Lovis Corinth moved to Berlin in 1900, and had a one-man exhibition at a gallery. In 1902 at the age of 43, he opened a school of painting for women and married his first student, Charlotte Berend, some 20 years his junior. Charlotte was his youthful muse, his spiritual partner, and the mother of his two children. She had a profound influence on him, and family life became a major theme in his art.
In December 1911, he suffered a stroke, and was partially paralyzed on his left side. Thereafter he walked with a limp, and his hands displayed a chronic tremor. With the help of his wife, within a year he was painting again with his right hand.
The landscapes he created between 1919 and 1925 are perhaps the most desirable images of his entire graphic oeuvre. He painted numerous self-portraits, and made a habit of painting one every year on his birthday as a means of self-examination. In many of his self-portraits Lovis Corinth assumed guises such as an armored knight (The Victor, 1910), or Samson (The Blinded Samson, 1912).

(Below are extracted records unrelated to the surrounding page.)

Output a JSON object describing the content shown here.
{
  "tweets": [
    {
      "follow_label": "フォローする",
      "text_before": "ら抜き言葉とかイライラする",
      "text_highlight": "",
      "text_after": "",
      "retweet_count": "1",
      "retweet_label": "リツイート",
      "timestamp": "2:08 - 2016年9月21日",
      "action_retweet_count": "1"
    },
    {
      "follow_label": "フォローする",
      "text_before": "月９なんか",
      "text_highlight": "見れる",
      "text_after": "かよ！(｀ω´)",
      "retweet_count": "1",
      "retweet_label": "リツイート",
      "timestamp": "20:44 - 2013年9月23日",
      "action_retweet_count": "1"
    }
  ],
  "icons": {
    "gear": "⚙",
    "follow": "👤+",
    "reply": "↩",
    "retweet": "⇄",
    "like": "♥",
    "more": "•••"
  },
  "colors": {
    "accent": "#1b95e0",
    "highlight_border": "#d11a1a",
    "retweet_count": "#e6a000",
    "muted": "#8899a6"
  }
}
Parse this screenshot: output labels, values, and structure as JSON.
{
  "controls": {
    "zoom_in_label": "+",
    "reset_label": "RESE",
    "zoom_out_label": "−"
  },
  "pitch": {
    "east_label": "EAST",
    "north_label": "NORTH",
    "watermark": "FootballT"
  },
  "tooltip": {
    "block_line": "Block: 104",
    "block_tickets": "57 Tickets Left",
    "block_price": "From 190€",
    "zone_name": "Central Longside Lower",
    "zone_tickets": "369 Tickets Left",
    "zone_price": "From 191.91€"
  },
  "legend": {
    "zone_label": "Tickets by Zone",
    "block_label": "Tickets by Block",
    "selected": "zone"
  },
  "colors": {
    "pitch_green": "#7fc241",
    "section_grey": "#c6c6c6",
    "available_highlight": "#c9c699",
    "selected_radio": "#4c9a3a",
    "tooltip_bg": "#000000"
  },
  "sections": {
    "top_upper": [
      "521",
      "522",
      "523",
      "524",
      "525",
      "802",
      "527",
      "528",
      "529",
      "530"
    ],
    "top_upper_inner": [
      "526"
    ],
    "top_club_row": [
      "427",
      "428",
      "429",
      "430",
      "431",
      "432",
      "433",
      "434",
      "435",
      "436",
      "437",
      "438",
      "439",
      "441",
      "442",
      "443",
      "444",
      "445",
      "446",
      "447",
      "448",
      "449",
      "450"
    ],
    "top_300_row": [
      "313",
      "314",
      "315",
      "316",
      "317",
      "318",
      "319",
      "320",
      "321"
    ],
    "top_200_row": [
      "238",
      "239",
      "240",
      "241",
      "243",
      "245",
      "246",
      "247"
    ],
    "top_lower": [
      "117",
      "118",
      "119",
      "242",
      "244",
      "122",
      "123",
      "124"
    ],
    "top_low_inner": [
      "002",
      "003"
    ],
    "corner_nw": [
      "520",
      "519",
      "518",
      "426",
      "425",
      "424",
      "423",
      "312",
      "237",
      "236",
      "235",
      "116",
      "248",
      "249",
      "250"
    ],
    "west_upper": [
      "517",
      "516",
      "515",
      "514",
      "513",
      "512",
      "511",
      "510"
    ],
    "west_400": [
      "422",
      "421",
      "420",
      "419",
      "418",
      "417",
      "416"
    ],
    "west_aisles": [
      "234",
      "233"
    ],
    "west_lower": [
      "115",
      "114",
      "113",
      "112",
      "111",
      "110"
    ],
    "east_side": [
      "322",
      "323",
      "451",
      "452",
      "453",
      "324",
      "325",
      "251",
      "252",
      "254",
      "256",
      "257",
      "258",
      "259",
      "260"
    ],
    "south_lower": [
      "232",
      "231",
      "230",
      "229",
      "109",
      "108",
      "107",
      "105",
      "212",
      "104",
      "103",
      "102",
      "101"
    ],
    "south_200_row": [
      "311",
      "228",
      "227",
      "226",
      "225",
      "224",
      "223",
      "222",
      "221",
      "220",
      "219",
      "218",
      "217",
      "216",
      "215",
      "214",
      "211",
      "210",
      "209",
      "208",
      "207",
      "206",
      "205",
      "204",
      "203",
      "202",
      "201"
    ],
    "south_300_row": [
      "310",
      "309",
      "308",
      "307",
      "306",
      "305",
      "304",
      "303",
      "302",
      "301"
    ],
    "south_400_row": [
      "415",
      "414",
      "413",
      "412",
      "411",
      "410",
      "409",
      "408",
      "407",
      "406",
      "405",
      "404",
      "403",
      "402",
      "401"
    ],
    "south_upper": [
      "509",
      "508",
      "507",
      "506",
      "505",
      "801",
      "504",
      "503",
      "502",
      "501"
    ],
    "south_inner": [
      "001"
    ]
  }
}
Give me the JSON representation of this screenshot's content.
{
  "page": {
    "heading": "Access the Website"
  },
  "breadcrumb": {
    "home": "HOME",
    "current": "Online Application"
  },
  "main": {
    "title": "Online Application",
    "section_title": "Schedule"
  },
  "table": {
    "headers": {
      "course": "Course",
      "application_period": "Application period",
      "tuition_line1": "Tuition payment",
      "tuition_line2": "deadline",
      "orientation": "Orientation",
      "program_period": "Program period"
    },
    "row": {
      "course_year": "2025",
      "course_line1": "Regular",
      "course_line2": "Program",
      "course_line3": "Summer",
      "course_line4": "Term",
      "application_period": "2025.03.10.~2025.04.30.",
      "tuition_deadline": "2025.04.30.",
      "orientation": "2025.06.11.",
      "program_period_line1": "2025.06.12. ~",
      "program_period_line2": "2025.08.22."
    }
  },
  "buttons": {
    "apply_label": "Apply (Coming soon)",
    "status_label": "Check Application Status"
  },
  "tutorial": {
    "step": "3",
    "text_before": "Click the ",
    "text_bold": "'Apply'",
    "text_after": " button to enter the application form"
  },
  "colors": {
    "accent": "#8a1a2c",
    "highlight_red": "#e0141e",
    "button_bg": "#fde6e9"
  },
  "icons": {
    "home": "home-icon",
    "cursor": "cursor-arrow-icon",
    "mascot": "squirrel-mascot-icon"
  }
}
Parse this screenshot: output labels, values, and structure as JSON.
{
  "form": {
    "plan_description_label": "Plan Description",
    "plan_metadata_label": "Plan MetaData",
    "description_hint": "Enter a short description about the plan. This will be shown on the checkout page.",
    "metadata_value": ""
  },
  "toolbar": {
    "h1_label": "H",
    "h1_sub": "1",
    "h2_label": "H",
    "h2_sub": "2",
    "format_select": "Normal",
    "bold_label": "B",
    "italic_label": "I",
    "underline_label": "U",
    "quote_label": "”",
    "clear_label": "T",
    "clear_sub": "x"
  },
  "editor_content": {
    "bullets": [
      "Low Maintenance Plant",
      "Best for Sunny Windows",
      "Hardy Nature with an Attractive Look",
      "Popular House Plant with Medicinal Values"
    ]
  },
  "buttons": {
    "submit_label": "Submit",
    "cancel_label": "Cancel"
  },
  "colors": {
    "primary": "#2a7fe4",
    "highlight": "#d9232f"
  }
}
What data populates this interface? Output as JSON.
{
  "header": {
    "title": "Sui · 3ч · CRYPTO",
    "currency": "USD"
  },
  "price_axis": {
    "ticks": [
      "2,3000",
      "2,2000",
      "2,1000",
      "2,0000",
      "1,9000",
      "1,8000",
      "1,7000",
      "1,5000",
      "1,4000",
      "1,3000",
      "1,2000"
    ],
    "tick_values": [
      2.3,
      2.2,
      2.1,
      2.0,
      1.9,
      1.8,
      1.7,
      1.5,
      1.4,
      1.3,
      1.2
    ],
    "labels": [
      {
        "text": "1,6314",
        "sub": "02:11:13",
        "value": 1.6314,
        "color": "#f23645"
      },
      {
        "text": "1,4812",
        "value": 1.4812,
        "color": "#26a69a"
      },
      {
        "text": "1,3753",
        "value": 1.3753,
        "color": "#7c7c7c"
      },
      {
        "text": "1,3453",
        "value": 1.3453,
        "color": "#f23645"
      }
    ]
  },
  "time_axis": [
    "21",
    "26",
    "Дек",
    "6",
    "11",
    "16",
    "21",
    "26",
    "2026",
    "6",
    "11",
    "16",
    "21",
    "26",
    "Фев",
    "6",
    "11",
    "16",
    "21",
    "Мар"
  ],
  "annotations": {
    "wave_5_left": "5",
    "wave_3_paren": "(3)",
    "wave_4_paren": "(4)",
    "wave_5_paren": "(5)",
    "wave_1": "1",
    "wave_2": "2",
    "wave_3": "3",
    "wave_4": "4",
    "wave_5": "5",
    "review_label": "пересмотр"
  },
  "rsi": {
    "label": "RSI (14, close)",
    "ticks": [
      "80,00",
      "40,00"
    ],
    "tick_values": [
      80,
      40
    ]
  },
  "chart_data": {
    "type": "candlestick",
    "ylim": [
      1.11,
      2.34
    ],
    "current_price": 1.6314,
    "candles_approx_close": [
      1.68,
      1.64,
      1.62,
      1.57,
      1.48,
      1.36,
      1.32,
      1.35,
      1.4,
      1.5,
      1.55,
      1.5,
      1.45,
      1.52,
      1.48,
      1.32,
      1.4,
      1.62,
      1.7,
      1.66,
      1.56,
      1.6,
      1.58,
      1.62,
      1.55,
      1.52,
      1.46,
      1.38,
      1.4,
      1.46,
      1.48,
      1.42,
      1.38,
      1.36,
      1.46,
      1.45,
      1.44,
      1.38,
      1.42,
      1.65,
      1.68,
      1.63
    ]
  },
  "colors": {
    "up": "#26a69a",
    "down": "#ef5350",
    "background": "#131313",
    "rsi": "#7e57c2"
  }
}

In 1910 Lovis Corinth had donated the painting Golgatha for the altar of the church of his birthplace, Tapiau. At the end of the Second World War, when the Red Army invaded East Prussia, this painting disappeared without trace. Tapiau was among the few East Prussian places not devastated by the war, which makes it likely that the painting was looted rather than destroyed.
In 2007, the German city of Hanover returned the painting Romische Campagna (Roman Landscape) to the heirs of Jewish collector Curt Glaser who sold it in 1933 to fund his escape from the Nazis.